Ooljee was ignoring him. “Missing something. Not making a connection somewhere.” He remembered his colleague.

“In the old days when a hatathli did a sandpainting, it was to help cure someone of a disease or a problem. In order for the chant to work, the supplicant was required to actually sit on the painting and in that way to become part of it. It was a way of achieving temporary union with outside forces. There was a definite path of action: from the original source of power to the Holy People to the sacred vehicle of the sandpainting and then to the patient.”

“We don’t have a patient,” Moody pointed out in what he hoped was the voice of reason. “Just you and I.”

“And we do not have a hatathli either. Just me.”

“What do you want to do? Sit on the monitor?”

“No.” Ooljee walked toward the zenat. “I believe the idea is to make contact with the design. Think of it as accessing the database. In this instance I am the supplicant, if not properly a patient.”

“Don’t sell yourself short.” Moody hesitated, uncertain whether to restrain his partner or not. It all seemed so silly, all of it. Except for the meat cleaver. “What are you gonna do?”

“Just touch the monitor. There cannot be any harm in that. It is only a projection.”

“Maybe it’s nonconducting Lexan, but it’s still drawing current from the wall jack. Keep that in mind.”
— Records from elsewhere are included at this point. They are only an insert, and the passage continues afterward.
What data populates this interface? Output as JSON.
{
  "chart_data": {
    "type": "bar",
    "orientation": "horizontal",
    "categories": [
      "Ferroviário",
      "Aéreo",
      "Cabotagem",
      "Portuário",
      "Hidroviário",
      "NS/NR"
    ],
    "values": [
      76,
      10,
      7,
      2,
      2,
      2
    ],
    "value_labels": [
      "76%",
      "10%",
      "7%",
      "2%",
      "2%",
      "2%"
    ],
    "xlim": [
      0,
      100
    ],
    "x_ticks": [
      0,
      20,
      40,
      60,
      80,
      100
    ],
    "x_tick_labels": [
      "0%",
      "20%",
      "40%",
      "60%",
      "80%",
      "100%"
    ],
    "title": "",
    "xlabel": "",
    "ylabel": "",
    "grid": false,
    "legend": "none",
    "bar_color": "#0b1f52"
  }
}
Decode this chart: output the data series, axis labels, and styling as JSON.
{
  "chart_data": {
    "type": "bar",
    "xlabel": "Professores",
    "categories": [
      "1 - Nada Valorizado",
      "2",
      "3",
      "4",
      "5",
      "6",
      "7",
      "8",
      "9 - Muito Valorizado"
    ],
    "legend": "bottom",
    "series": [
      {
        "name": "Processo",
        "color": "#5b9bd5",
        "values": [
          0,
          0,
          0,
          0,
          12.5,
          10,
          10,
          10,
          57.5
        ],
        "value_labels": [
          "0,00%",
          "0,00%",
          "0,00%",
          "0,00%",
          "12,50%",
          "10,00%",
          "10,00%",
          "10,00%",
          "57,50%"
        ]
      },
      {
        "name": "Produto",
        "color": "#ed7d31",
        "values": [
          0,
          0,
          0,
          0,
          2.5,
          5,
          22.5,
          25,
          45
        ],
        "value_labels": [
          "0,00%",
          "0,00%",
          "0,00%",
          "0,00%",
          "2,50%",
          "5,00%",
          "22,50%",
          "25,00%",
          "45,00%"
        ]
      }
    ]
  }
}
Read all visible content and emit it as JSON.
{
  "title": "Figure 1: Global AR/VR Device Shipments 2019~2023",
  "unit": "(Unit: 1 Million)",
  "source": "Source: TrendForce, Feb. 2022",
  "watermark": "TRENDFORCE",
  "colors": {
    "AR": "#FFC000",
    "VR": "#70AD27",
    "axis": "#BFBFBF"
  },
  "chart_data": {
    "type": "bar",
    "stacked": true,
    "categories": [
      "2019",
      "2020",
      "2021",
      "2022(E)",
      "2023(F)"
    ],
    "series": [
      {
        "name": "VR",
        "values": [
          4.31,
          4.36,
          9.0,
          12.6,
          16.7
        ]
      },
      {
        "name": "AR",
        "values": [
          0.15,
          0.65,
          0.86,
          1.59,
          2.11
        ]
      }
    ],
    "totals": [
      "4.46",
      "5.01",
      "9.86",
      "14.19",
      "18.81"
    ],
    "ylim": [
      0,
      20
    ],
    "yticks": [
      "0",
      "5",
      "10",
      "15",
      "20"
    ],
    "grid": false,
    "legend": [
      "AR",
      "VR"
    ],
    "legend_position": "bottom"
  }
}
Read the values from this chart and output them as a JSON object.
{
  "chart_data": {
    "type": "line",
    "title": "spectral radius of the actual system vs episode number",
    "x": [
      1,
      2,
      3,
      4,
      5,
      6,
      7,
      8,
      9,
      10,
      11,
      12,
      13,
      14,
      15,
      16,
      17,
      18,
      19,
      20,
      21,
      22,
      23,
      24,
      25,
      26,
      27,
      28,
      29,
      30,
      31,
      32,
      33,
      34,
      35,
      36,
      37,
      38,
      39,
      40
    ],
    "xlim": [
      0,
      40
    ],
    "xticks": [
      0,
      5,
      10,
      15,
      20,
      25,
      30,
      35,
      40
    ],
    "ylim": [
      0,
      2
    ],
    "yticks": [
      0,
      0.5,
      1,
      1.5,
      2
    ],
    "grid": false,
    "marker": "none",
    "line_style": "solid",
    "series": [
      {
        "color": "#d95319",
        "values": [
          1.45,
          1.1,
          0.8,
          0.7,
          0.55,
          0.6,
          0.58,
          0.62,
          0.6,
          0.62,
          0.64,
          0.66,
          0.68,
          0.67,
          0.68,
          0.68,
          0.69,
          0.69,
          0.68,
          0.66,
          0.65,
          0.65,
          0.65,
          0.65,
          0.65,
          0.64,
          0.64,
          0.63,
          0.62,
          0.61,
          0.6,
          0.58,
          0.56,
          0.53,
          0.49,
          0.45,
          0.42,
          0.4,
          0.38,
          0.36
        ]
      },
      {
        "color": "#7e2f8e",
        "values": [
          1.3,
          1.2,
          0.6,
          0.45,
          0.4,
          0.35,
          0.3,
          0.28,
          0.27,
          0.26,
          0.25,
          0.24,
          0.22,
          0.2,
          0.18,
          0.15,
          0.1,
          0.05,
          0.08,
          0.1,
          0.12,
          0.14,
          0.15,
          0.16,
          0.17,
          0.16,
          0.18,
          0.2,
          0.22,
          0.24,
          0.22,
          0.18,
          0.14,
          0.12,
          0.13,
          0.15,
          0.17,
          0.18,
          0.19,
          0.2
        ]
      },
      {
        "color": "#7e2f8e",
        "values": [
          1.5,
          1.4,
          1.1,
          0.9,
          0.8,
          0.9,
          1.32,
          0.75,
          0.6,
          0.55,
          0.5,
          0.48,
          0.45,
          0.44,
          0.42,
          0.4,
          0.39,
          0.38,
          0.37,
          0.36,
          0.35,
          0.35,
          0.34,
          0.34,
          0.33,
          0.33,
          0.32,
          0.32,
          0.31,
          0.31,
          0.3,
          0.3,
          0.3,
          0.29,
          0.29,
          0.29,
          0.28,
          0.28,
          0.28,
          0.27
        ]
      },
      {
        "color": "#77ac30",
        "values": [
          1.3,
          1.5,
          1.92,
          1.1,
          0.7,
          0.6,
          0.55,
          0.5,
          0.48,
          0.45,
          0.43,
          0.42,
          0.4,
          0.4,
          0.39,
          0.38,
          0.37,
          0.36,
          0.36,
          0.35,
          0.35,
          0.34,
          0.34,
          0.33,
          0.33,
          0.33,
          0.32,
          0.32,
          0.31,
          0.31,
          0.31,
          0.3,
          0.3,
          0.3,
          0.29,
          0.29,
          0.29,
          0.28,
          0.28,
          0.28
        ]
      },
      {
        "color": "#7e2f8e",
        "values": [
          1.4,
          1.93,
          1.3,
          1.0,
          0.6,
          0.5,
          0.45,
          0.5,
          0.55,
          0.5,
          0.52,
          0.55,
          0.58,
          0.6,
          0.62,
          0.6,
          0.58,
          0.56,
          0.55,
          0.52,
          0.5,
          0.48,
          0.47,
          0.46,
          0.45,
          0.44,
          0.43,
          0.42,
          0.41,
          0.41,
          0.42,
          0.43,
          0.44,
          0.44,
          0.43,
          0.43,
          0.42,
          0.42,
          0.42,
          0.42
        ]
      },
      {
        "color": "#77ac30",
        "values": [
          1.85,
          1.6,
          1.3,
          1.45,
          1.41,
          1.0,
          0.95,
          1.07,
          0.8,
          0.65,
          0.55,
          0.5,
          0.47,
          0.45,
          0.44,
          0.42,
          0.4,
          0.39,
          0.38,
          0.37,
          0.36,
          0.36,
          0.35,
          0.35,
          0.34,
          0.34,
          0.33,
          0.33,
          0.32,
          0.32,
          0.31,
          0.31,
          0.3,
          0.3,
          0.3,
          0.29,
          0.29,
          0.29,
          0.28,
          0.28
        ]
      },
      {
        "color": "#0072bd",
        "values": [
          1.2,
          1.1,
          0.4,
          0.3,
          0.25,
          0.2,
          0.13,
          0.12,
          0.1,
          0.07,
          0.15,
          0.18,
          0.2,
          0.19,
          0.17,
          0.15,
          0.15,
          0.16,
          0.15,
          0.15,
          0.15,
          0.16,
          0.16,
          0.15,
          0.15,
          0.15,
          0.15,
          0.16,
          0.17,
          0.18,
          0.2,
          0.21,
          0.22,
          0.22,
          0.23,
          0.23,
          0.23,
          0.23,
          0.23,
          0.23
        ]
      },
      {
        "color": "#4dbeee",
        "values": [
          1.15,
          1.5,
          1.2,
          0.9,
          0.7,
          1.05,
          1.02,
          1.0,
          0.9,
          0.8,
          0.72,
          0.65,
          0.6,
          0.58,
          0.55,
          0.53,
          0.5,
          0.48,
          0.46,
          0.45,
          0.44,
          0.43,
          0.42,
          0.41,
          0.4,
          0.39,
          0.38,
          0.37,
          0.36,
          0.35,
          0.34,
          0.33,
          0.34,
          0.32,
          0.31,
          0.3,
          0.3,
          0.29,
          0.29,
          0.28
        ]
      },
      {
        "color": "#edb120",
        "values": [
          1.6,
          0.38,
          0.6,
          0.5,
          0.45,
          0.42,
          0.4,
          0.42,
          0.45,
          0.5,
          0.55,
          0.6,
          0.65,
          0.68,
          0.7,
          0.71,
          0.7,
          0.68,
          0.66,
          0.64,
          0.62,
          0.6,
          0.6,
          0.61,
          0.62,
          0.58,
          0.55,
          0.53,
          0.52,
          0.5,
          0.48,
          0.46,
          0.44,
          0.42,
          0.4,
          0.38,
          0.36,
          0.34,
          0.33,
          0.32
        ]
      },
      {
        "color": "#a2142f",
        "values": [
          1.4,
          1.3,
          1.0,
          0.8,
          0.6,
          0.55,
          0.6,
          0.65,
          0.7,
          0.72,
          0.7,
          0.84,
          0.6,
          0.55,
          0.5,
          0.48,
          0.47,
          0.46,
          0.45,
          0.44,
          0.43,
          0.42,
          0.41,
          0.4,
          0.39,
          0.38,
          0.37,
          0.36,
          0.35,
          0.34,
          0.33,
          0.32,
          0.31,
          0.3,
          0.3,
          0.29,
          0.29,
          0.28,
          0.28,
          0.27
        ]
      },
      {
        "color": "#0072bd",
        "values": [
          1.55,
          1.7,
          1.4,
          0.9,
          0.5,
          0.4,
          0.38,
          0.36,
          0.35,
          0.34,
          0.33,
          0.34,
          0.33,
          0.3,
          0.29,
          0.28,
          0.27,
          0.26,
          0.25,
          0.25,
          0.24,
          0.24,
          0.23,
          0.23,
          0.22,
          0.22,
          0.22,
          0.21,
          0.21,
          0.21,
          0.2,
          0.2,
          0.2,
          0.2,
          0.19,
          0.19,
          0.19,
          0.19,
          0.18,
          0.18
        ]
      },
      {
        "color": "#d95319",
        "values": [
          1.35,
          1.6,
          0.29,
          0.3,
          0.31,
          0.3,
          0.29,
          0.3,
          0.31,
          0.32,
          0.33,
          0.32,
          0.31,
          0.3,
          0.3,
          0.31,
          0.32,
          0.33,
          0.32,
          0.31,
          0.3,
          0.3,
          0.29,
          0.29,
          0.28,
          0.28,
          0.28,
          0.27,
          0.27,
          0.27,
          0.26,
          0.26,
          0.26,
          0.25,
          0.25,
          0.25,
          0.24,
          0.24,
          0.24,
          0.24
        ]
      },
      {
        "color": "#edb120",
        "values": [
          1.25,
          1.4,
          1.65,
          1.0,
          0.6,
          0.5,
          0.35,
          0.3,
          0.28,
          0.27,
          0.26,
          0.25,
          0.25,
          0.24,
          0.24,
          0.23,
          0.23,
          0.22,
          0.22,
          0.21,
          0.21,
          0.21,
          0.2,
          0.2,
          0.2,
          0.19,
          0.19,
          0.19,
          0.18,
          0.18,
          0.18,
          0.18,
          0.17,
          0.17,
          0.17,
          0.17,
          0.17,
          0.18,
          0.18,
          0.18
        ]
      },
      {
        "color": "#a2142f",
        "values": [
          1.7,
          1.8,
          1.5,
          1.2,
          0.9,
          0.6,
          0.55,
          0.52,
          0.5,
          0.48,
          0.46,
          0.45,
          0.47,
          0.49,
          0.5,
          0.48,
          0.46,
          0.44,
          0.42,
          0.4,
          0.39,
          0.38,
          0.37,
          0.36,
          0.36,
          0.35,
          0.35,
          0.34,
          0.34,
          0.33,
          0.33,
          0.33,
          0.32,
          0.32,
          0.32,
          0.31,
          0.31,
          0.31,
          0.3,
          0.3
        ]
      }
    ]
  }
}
“I am not going to stick my fingers in any sockets,” Ooljee assured him. He was very close to the monitor now. The colors of the sandpainting illuminated his smooth skin, bleeding across his face: red and blue, yellow and black, white and green.

“You can rip it off the wall for all I care.” Moody told him, “but let’s get this over with, okay?” He fought hard to avoid looking at the cleaver.

Ooljee was muttering to himself again. “If the Kettrick painting was true, if no changes had been made…” Gingerly he extended a hand and touched the flat, cool surface of the screen. Whether by coincidence or design (Moody could not tell) he put his open palm over the dark circle in the center. The instant that contact was made, the painting changed.

It was a very small change, one that neither man would have noticed had they not been concentrating all their attention on the monitor. What happened was that the pair of lizardlike shapes guarding the opening pivoted slightly, until their heads were facing the center of the design. At that instant Moody wouldn’t have been surprised if they’d jumped right off the screen to clamp their tiny teeth into the sergeant’s flesh, at which point he’d surely scream.

They didn’t do anything of the sort and he was spared any such embarrassment. It was nothing more, he decided, than a brief moment of unexpected animation, crudely rendered at that.

He expected Ooljee to reach the same conclusion and return to the table. Instead the sergeant spoke softly.

“Interesting. All of a sudden it feels flexible, almost as if…”

Gently exerting pressure, he watched in disbelief as his hand entered the screen, pushing beyond the dark center of the sandpainting, past the edge of reality. The angular yei figures of the painting looked on. Their straight-line mouths did not comment. Their unfathomable dark eyes did not mock.